Signal Loss in Multimode and Single-Mode Fiber-Optic Cable

Multimode fiber is large enough in diameter to allow rays of light to reflect internally (bounce off the walls of the fiber). Interfaces with multimode optics typically use LEDs as light sources. However, LEDs are not coherent light sources. They spray varying wavelengths of light into the multimode fiber, which reflects the light at different angles. Light rays travel in jagged lines through a multimode fiber, causing signal dispersion. When light traveling in the fiber core radiates into the fiber), higher-order mode loss (HOL) occurs. (Cladding consists of layers of lower-refractive index material in close contact with a core material of higher refractive index.) Together, these factors reduce the transmission distance of multimode fiber compared to that of single-mode fiber.

Single-mode fiber is so small in diameter that rays of light reflect internally through one layer only. Interfaces with single-mode optics use lasers as light sources. Lasers generate a single wavelength of light, which travels in a straight line through the single-mode fiber. Compared to multimode fiber, single-mode fiber has a higher bandwidth and can carry signals for longer distances. Single-mode fiber is consequently more expensive than multimode fiber.

Exceeding the maximum transmission distances can result in significant signal loss, which causes unreliable transmission.

Attenuation and Dispersion in Fiber-Optic Cable

An optical data link functions correctly provided that modulated light reaching the receiver has enough power to be demodulated correctly. Attenuation is the reduction in strength of the light signal during transmission. Passive media components such as cables, cable splices, and connectors cause attenuation. Although attenuation is significantly lower for optical fiber than for other media, it still occurs in both multimode and single-mode transmissions. An efficient optical data link must transmit enough light to overcome attenuation.

Dispersion is the spreading of the signal over time. The following two types of dispersion can affect signal transmission through an optical data link:

• Chromatic dispersion, which is the spreading of the signal over time caused by the different speeds of light rays

• Modal dispersion, which is the spreading of the signal over time caused by the different propagation modes in the fiber

For multimode transmission, modal dispersion usually limits the maximum bit rate and link length. Chromatic dispersion or attenuation is not a factor.

For single-mode transmission, modal dispersion is not a factor. However, at higher bit rates and over longer distances, chromatic dispersion limits the maximum link length.

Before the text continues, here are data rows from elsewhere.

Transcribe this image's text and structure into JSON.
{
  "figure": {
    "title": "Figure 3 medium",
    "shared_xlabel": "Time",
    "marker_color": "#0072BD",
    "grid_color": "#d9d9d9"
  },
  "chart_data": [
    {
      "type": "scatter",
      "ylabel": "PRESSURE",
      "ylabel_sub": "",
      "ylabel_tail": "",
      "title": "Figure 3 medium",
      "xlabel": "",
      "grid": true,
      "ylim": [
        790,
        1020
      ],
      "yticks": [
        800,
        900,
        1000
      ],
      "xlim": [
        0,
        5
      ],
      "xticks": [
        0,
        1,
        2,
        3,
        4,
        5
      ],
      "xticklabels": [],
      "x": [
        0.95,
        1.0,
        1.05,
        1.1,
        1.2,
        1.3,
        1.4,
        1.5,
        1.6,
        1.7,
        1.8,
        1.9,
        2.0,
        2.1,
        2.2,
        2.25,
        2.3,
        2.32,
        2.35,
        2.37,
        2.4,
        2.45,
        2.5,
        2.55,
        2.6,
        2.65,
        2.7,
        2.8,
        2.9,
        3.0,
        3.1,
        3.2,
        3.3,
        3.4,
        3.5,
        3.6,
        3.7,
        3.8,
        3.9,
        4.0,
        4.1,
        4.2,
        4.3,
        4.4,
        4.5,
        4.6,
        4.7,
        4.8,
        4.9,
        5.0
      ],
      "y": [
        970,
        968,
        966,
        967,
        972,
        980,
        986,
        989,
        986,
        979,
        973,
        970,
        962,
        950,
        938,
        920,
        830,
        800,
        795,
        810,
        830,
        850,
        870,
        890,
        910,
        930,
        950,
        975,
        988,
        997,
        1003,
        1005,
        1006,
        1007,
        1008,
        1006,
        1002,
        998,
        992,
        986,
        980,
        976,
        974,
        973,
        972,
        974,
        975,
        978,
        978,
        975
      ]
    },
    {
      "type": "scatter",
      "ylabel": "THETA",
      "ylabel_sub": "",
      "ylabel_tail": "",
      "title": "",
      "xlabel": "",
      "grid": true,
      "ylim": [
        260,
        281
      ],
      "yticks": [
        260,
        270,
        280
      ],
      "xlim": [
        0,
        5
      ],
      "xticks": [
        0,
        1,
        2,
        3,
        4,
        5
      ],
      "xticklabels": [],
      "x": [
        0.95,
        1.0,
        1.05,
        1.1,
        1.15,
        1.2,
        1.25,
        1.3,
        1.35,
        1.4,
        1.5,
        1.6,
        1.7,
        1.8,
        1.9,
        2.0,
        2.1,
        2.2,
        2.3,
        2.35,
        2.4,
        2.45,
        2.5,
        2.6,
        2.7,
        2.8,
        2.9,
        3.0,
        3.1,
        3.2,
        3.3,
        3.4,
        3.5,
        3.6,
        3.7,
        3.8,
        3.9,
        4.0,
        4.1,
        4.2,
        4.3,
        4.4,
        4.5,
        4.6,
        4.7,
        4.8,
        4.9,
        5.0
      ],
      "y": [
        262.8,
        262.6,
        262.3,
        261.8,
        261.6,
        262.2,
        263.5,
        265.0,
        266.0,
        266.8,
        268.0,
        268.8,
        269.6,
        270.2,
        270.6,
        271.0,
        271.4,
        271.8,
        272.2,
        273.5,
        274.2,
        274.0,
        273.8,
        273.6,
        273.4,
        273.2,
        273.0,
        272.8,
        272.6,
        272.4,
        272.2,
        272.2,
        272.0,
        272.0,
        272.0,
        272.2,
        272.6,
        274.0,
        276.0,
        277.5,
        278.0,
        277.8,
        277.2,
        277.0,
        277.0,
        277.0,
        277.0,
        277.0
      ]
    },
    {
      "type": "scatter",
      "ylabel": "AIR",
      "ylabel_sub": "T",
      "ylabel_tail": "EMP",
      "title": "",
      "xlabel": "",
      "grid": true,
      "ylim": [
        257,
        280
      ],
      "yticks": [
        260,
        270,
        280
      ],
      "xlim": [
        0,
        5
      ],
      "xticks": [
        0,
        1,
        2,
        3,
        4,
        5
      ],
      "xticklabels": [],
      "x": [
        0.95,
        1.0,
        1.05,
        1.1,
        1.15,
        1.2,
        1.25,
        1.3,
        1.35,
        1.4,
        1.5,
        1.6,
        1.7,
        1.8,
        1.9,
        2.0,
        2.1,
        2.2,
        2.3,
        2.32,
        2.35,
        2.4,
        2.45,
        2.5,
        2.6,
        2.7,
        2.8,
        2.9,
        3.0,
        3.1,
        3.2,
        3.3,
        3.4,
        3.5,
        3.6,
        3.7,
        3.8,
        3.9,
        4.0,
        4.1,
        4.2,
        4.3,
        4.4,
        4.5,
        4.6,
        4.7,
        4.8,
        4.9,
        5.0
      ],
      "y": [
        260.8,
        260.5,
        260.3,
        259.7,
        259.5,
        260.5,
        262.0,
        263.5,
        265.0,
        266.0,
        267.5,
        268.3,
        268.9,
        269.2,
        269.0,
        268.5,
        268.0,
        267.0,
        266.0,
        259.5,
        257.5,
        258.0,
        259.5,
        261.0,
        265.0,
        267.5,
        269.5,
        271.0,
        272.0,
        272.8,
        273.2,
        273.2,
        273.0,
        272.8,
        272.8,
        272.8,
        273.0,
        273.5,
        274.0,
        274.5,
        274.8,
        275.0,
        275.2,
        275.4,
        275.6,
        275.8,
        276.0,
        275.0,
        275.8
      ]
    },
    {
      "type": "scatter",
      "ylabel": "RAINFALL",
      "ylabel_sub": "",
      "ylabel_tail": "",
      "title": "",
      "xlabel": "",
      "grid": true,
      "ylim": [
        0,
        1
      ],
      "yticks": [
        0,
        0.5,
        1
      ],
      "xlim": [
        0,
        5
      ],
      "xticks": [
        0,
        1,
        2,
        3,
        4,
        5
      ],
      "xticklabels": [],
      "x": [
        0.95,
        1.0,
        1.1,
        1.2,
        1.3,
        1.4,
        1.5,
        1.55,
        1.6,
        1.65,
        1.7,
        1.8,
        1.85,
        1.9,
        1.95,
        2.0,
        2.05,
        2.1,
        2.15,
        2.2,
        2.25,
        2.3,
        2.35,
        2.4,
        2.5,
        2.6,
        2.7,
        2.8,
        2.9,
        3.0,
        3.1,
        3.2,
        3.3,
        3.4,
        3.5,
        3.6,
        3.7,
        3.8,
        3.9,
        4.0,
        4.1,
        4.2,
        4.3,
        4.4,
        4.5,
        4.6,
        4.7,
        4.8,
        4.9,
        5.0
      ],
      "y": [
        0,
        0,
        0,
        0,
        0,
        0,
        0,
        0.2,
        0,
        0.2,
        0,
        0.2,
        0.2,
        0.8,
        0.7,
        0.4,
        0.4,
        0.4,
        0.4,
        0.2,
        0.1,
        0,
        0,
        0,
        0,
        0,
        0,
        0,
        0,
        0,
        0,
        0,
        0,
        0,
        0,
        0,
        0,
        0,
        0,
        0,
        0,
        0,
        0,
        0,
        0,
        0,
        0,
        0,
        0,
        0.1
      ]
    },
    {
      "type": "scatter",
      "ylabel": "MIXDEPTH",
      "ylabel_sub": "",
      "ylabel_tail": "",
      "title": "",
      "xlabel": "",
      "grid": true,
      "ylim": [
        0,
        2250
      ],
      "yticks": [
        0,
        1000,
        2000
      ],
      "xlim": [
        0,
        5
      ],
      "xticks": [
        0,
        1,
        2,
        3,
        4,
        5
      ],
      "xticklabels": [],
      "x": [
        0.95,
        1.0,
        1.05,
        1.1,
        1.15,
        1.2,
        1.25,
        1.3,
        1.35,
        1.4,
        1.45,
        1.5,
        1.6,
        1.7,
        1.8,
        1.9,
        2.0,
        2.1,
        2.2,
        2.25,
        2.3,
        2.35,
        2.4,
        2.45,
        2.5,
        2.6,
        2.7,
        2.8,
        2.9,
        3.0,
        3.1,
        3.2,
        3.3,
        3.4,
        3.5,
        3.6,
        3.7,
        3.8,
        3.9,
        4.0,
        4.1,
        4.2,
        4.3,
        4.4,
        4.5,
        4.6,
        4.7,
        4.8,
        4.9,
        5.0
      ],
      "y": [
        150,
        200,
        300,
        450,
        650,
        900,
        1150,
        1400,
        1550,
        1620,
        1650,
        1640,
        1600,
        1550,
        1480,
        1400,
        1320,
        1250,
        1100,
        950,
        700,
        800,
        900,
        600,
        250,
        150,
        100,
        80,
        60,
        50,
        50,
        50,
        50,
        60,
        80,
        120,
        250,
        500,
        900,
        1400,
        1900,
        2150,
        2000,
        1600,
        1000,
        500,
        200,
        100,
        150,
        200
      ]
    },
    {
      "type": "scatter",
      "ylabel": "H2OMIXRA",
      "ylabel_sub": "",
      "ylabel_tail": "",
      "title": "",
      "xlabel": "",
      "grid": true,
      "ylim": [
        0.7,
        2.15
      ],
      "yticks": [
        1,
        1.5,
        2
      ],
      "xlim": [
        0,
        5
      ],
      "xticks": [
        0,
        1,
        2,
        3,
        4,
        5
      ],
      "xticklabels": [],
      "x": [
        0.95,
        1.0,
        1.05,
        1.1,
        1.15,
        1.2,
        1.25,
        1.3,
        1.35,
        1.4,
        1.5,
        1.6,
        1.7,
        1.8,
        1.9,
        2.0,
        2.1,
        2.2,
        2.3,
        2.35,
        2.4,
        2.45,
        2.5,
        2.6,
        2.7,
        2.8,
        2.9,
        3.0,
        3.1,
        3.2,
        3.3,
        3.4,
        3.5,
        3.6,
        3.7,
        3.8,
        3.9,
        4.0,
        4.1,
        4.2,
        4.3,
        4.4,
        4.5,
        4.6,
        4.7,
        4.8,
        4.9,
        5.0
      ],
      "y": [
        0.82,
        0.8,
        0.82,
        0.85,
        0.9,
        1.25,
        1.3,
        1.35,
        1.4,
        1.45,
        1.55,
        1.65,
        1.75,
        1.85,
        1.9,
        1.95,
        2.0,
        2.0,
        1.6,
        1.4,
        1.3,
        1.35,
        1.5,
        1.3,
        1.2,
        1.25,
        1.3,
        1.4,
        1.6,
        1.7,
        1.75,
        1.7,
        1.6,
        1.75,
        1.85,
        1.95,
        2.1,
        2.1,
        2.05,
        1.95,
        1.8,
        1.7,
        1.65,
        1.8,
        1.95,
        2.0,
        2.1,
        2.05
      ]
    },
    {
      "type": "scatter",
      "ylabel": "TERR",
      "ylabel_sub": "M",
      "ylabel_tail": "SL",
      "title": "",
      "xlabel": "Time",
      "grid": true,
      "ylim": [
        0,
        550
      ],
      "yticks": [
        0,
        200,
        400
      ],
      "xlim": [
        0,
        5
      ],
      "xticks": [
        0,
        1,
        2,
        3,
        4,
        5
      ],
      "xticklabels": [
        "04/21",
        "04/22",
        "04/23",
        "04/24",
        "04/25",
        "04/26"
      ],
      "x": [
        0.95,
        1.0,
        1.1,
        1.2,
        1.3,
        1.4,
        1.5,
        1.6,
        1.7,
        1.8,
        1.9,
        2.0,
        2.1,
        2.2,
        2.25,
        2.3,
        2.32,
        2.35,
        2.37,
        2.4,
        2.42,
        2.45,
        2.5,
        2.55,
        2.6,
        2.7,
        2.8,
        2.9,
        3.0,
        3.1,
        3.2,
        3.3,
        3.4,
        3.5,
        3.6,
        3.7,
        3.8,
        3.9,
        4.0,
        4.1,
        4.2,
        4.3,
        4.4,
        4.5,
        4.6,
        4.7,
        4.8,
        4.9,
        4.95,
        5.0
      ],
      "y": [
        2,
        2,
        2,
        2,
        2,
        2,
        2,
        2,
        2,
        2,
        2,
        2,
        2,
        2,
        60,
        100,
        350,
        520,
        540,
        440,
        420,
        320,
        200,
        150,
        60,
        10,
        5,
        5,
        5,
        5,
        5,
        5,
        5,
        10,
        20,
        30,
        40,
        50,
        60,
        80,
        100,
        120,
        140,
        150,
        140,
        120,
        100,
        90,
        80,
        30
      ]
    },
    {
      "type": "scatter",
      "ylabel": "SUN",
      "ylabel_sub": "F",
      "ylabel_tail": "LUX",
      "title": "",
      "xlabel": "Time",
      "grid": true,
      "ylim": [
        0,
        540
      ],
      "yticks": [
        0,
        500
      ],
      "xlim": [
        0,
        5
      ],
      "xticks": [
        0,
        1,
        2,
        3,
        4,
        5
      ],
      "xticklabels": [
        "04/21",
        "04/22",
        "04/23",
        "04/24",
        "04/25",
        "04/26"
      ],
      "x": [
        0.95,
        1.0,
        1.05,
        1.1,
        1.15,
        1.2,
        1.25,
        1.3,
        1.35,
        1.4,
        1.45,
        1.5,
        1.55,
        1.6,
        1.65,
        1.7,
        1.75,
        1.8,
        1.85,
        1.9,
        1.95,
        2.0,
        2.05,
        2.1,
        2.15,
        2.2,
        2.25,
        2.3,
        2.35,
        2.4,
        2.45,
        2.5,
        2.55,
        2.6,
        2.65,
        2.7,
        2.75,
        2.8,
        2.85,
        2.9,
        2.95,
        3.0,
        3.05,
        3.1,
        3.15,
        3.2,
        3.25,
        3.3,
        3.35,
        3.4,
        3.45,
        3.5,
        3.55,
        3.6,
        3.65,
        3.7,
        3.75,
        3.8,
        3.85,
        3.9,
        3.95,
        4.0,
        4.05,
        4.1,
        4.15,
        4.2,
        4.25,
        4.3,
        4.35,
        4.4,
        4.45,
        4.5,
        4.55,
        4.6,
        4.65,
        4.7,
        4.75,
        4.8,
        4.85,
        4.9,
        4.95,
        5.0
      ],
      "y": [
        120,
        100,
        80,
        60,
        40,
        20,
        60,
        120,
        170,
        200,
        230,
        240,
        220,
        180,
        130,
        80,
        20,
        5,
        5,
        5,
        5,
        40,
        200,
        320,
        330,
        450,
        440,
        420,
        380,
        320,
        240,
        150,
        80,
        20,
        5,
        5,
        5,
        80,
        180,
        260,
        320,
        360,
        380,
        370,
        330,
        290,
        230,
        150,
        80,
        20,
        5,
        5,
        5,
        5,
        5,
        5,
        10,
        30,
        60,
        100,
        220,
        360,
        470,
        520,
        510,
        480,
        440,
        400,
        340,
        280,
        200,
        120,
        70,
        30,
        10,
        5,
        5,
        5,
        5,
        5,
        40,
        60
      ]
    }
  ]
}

An efficient optical data link must have enough light to exceed the minimum power that the receiver requires to operate within its specifications. In addition, the total dispersion must be within the limits specified for the type of link in Telcordia Technologies document GR-253-CORE (Section 4.3) and International Telecommunications Union (ITU) document G.957.

When chromatic dispersion is at the maximum allowed, you can consider its effect as a power penalty in the power budget. The optical power budget must allow for the sum of component attenuation, power penalties (including those from dispersion), and a safety margin for unexpected power loss.